A new obsession with cycling and the Giro d’Italia


Deep in the centre of Italy, one of cycling’s great races is in full swing

Michał Kwiatkowski passes spectators during stage 1 of 2012’s Giro d’Italia. Courtesy Otto Kristensen

I’m currently full of child-like excitement due to now owning a road bike, and thus I have all the baggage that comes along with child-like excitement. Along with overuse (I cycled 150 kilometres — 93 miles — in the first week) and an assumption I’m now the world’s greatest expert it also includes a nigh-on dangerous obsession with all things even vaguely related to riding a road bike. Said obsession includes reading magazines and pretending to understand the lingo while keeping an eye on the Giro d’Italia — Italy’s answer to the Tour de France — that’s currently gracing our screens.

One of the great things about cycling is it’s easy to get started — beg, borrow, or steal a bike — but the more you persevere the more you get out of it. The same goes for watching the sport. When you first gape at the cyclists doing their thing you can just enjoy the sprints or stare goggle-eyed at the suffering they endure on the mountains, but then you start to learn about pelotons, domestiques, trains, team tactics, and so on. Pretty soon you realise there’s more to this than meets the eye: it involves real intelligence, planning, and some serious strategy.
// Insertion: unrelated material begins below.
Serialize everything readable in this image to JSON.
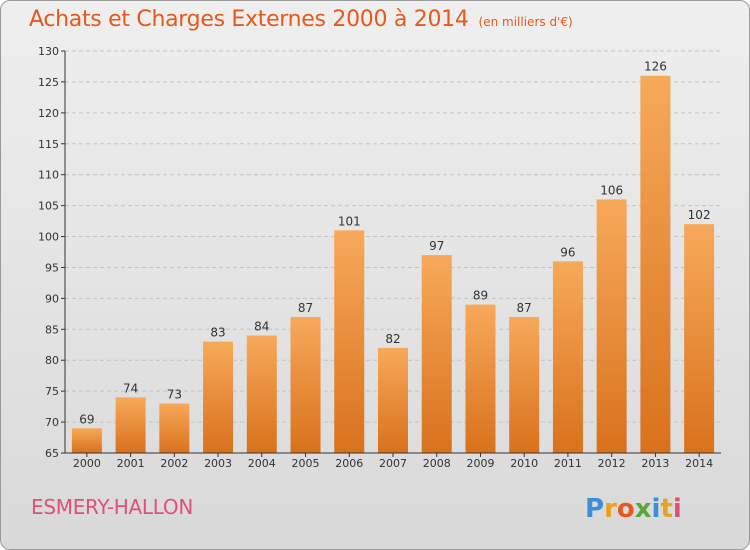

I’m completely hooked.

If you’re still nodding in agreement (as opposed to nodding off) you might like this short video from Team IG Sigma Sport explaining some of what would have been going through the cyclists’ heads during the 255 kilometres (158 miles) that made up today’s stage 11.

The Giro continues on British Eurosport until Sunday, May 27th, and then we’ll have but one frustrating month until the Tour de France starts. And then cycling at the Olympics. And then the Tour of Britain. And then … well it’ll be winter by then and time to hibernate. You remember winter, don’t you? In Scotland it’s just like spring and summer, only with less rain.